Roasted Kabocha and Fennel over Risotto on a Cold Winter's Night - Photo by Wasabi Prime
Dinner was dropping bombs of nomz as the rain pelted the windows and turned the Seasonal Affective Disorder knob to Eleven on the Misery Scale, but of course the highlight is always dessert. And maybe that's why I made the pie. Aside from the fact that our CSA box included a small commune of apples and pears, there's nothing that lifts the spirits quite like something delicious being baked in the oven. And Mom Knows Best -- when she bakes, the house smells amazing and all the problems and stresses of the world just seem a little smaller, knowing there's going to be fresh-baked pie coming out of the oven. Having made the dough a few hours earlier in the food processor and letting it rest in the fridge, it was soft and rollable, easy to split into two rounds, with one half used for the bottom crust and I rolled and sliced the remainder of the dough into strips to make a lattice top. I can never weave it perfectly, there's always some wonky weave action happening, but covering a big pile of peeled and sugared pear and apple slices covered in cinnamon and nutmeg, no one's going to care if you should have over-ed instead of under-ed.
Pie and Risotto, and much like Milli Vanilli, I Blame it on the Rain - Photos by Wasabi Prime
So, without further adieu, here's my mom's pie crust recipe. I'm sure she doesn't mind me sharing it with everyone, just send out a Wasabi Mom Shout-Out when you're baking pies on rainy days.
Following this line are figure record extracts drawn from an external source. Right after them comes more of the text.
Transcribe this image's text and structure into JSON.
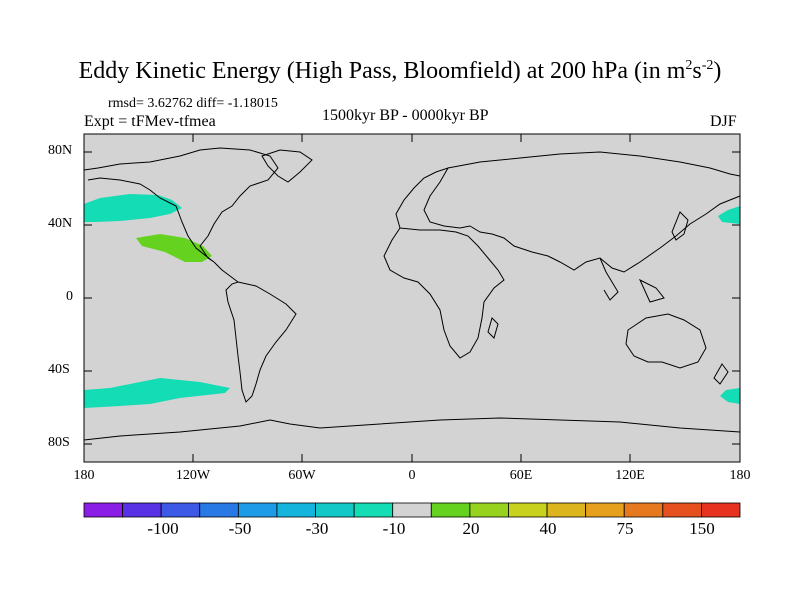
{
  "title": {
    "main": "Eddy Kinetic Energy (High Pass, Bloomfield) at 200 hPa (in m",
    "sup1": "2",
    "mid": "s",
    "sup2": "-2",
    "end": ")"
  },
  "stats": "rmsd= 3.62762 diff= -1.18015",
  "experiment": "Expt = tFMev-tfmea",
  "period": "1500kyr BP - 0000kyr BP",
  "season": "DJF",
  "y_axis": {
    "labels": [
      "80N",
      "40N",
      "0",
      "40S",
      "80S"
    ]
  },
  "x_axis": {
    "labels": [
      "180",
      "120W",
      "60W",
      "0",
      "60E",
      "120E",
      "180"
    ]
  },
  "map": {
    "ocean_color": "#d3d3d3",
    "coast_color": "#000000"
  },
  "colorbar": {
    "colors": [
      "#8a1ee6",
      "#5a32e6",
      "#3c5ae6",
      "#2878e6",
      "#1e9be6",
      "#14b4dc",
      "#14c8c8",
      "#14dcb4",
      "#d3d3d3",
      "#64d21e",
      "#96d21e",
      "#c8d21e",
      "#dcb41e",
      "#e6a01e",
      "#e6781e",
      "#e6501e",
      "#e6321e"
    ],
    "labels": [
      "-100",
      "-50",
      "-30",
      "-10",
      "20",
      "40",
      "75",
      "150"
    ],
    "label_boundaries": [
      2,
      4,
      6,
      8,
      10,
      12,
      14,
      16
    ]
  },
  "anomaly_colors": {
    "negative": "#14dcb4",
    "positive": "#64d21e"
  }
}
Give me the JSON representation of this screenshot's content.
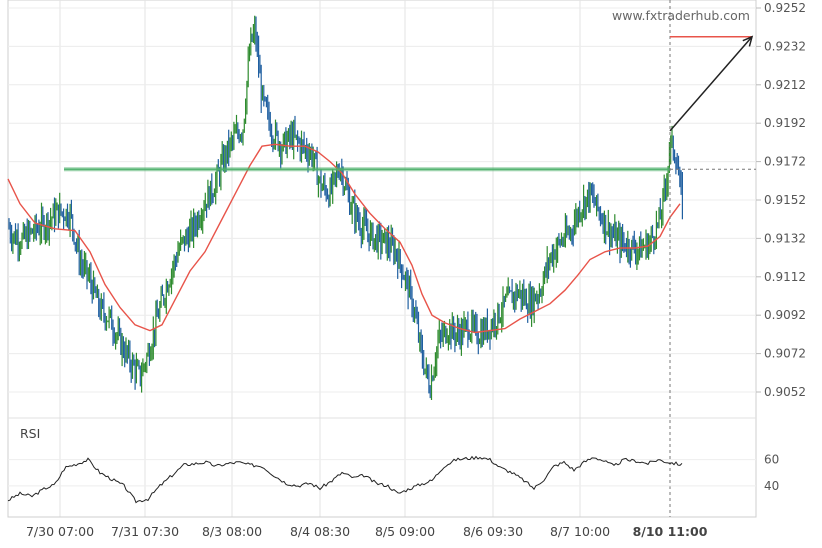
{
  "watermark": "www.fxtraderhub.com",
  "chart_data": [
    {
      "type": "candlestick",
      "title": "",
      "ylim": [
        0.9042,
        0.9252
      ],
      "y_ticks": [
        "0.9252",
        "0.9232",
        "0.9212",
        "0.9192",
        "0.9172",
        "0.9152",
        "0.9132",
        "0.9112",
        "0.9092",
        "0.9072",
        "0.9052"
      ],
      "x_ticks": [
        "7/30 07:00",
        "7/31 07:30",
        "8/3 08:00",
        "8/4 08:30",
        "8/5 09:00",
        "8/6 09:30",
        "8/7 10:00",
        "8/10 11:00"
      ],
      "grid": true,
      "series": [
        {
          "kind": "price",
          "colors": {
            "up": "#2e8b2e",
            "down": "#1f5fa0"
          },
          "path": [
            [
              0,
              0.9148
            ],
            [
              12,
              0.9134
            ],
            [
              22,
              0.9131
            ],
            [
              34,
              0.9136
            ],
            [
              46,
              0.914
            ],
            [
              58,
              0.9146
            ],
            [
              70,
              0.9145
            ],
            [
              80,
              0.912
            ],
            [
              90,
              0.911
            ],
            [
              100,
              0.9095
            ],
            [
              110,
              0.909
            ],
            [
              120,
              0.9078
            ],
            [
              130,
              0.9068
            ],
            [
              140,
              0.906
            ],
            [
              148,
              0.9072
            ],
            [
              158,
              0.9092
            ],
            [
              168,
              0.911
            ],
            [
              180,
              0.9128
            ],
            [
              192,
              0.9136
            ],
            [
              204,
              0.915
            ],
            [
              215,
              0.916
            ],
            [
              225,
              0.9175
            ],
            [
              235,
              0.9185
            ],
            [
              243,
              0.919
            ],
            [
              250,
              0.9232
            ],
            [
              255,
              0.924
            ],
            [
              262,
              0.9205
            ],
            [
              272,
              0.9188
            ],
            [
              282,
              0.918
            ],
            [
              292,
              0.9185
            ],
            [
              302,
              0.918
            ],
            [
              312,
              0.9176
            ],
            [
              320,
              0.916
            ],
            [
              330,
              0.9155
            ],
            [
              340,
              0.917
            ],
            [
              350,
              0.915
            ],
            [
              362,
              0.9138
            ],
            [
              374,
              0.9132
            ],
            [
              386,
              0.913
            ],
            [
              396,
              0.9125
            ],
            [
              406,
              0.911
            ],
            [
              414,
              0.9095
            ],
            [
              422,
              0.907
            ],
            [
              430,
              0.9055
            ],
            [
              438,
              0.9078
            ],
            [
              448,
              0.9085
            ],
            [
              458,
              0.9082
            ],
            [
              468,
              0.9086
            ],
            [
              478,
              0.9082
            ],
            [
              488,
              0.9085
            ],
            [
              498,
              0.9092
            ],
            [
              508,
              0.91
            ],
            [
              518,
              0.9104
            ],
            [
              530,
              0.9098
            ],
            [
              540,
              0.9105
            ],
            [
              550,
              0.9122
            ],
            [
              560,
              0.913
            ],
            [
              570,
              0.9135
            ],
            [
              580,
              0.9148
            ],
            [
              590,
              0.9155
            ],
            [
              600,
              0.9145
            ],
            [
              610,
              0.9135
            ],
            [
              620,
              0.913
            ],
            [
              630,
              0.9128
            ],
            [
              640,
              0.9126
            ],
            [
              650,
              0.913
            ],
            [
              660,
              0.9142
            ],
            [
              666,
              0.916
            ],
            [
              670,
              0.9182
            ],
            [
              676,
              0.9175
            ],
            [
              680,
              0.9158
            ],
            [
              683,
              0.9148
            ]
          ]
        },
        {
          "kind": "moving_average",
          "color": "#e8544a",
          "path": [
            [
              8,
              0.9163
            ],
            [
              20,
              0.915
            ],
            [
              35,
              0.914
            ],
            [
              55,
              0.9137
            ],
            [
              75,
              0.9136
            ],
            [
              90,
              0.9125
            ],
            [
              105,
              0.9108
            ],
            [
              120,
              0.9096
            ],
            [
              135,
              0.9087
            ],
            [
              150,
              0.9084
            ],
            [
              162,
              0.9087
            ],
            [
              175,
              0.91
            ],
            [
              190,
              0.9115
            ],
            [
              205,
              0.9125
            ],
            [
              220,
              0.914
            ],
            [
              235,
              0.9155
            ],
            [
              250,
              0.917
            ],
            [
              262,
              0.918
            ],
            [
              275,
              0.9181
            ],
            [
              290,
              0.918
            ],
            [
              305,
              0.918
            ],
            [
              318,
              0.9177
            ],
            [
              330,
              0.9172
            ],
            [
              342,
              0.9166
            ],
            [
              355,
              0.9155
            ],
            [
              370,
              0.9145
            ],
            [
              385,
              0.9137
            ],
            [
              400,
              0.913
            ],
            [
              412,
              0.9118
            ],
            [
              422,
              0.9103
            ],
            [
              432,
              0.9092
            ],
            [
              445,
              0.9088
            ],
            [
              460,
              0.9085
            ],
            [
              475,
              0.9083
            ],
            [
              490,
              0.9084
            ],
            [
              505,
              0.9085
            ],
            [
              520,
              0.909
            ],
            [
              535,
              0.9094
            ],
            [
              550,
              0.9098
            ],
            [
              565,
              0.9105
            ],
            [
              578,
              0.9113
            ],
            [
              590,
              0.9121
            ],
            [
              605,
              0.9125
            ],
            [
              620,
              0.9127
            ],
            [
              635,
              0.9127
            ],
            [
              648,
              0.9128
            ],
            [
              660,
              0.9133
            ],
            [
              670,
              0.9143
            ],
            [
              680,
              0.915
            ]
          ]
        }
      ],
      "annotations": {
        "resistance_level": {
          "y": 0.9168,
          "color": "#4caf6a"
        },
        "current_level_dashed": {
          "y": 0.9168
        },
        "target_level": {
          "y": 0.9237,
          "color": "#e8544a"
        },
        "arrow": {
          "from": [
            670,
            0.9188
          ],
          "to": [
            752,
            0.9237
          ]
        }
      }
    },
    {
      "type": "line",
      "title": "RSI",
      "ylim": [
        28,
        70
      ],
      "y_ticks": [
        "60",
        "40"
      ],
      "series": [
        {
          "name": "RSI",
          "color": "#222222",
          "path": [
            [
              8,
              29
            ],
            [
              20,
              34
            ],
            [
              32,
              32
            ],
            [
              45,
              38
            ],
            [
              55,
              41
            ],
            [
              65,
              54
            ],
            [
              78,
              57
            ],
            [
              88,
              60
            ],
            [
              100,
              50
            ],
            [
              112,
              45
            ],
            [
              124,
              40
            ],
            [
              136,
              28
            ],
            [
              148,
              30
            ],
            [
              160,
              40
            ],
            [
              172,
              48
            ],
            [
              184,
              56
            ],
            [
              196,
              57
            ],
            [
              206,
              58
            ],
            [
              216,
              55
            ],
            [
              228,
              57
            ],
            [
              238,
              58
            ],
            [
              250,
              56
            ],
            [
              262,
              55
            ],
            [
              274,
              48
            ],
            [
              286,
              42
            ],
            [
              298,
              40
            ],
            [
              310,
              42
            ],
            [
              320,
              38
            ],
            [
              332,
              44
            ],
            [
              342,
              50
            ],
            [
              354,
              46
            ],
            [
              364,
              48
            ],
            [
              376,
              42
            ],
            [
              388,
              40
            ],
            [
              398,
              34
            ],
            [
              410,
              38
            ],
            [
              420,
              41
            ],
            [
              432,
              44
            ],
            [
              444,
              55
            ],
            [
              456,
              60
            ],
            [
              468,
              61
            ],
            [
              480,
              62
            ],
            [
              490,
              60
            ],
            [
              500,
              54
            ],
            [
              512,
              50
            ],
            [
              524,
              44
            ],
            [
              534,
              38
            ],
            [
              544,
              45
            ],
            [
              554,
              55
            ],
            [
              564,
              58
            ],
            [
              574,
              52
            ],
            [
              584,
              58
            ],
            [
              594,
              62
            ],
            [
              604,
              59
            ],
            [
              614,
              55
            ],
            [
              624,
              60
            ],
            [
              636,
              59
            ],
            [
              648,
              57
            ],
            [
              658,
              60
            ],
            [
              668,
              58
            ],
            [
              676,
              57
            ],
            [
              683,
              56
            ]
          ]
        }
      ]
    }
  ]
}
Pie Thug Life 4-EVER.

Wasabi Mom's Vinegar Pastry Crust (makes two pie crusts)

1 1/4 cups cold shortening or butter, cut into cubes
3 cups sifted all purpose flour
1 tbsp sugar
1/4 tsp salt
1/4 tsp baking powder
1 egg, lightly beaten
1 tbsp vinegar
Up to 5 tbsp cold ice water

In a mixing bowl or food processor, add all dry ingredients, sifted together. Cut shortening or butter in, until the mixture resembles small peas. Add the egg, vinegar and slowly add the ice water until the the pastry just holds together. You may end up using less water than the 5 tablespoons, it just depends on the weather and humidity of the air. Gather the dough together and form into a large disc, wrapping tightly with clear plastic. Place wrapped dough into the refrigerator and allow it to chill for at least 30 minutes before rolling into the shape of a pie crust.

When you're ready to bake, preheat oven to 350 degrees and bake until golden brown. To give it a more rich color, lightly brush with milk or cream before baking. Add a sprinkle of sugar to caramelize and add texture.


  1. Interesting about the eggs!

  2. How did I not realize til now that we are the same person? Oh ad I really need to try vinegar in pasty. GREG

  3. I made these for a party this weekend and they turned out great! Thanks so much!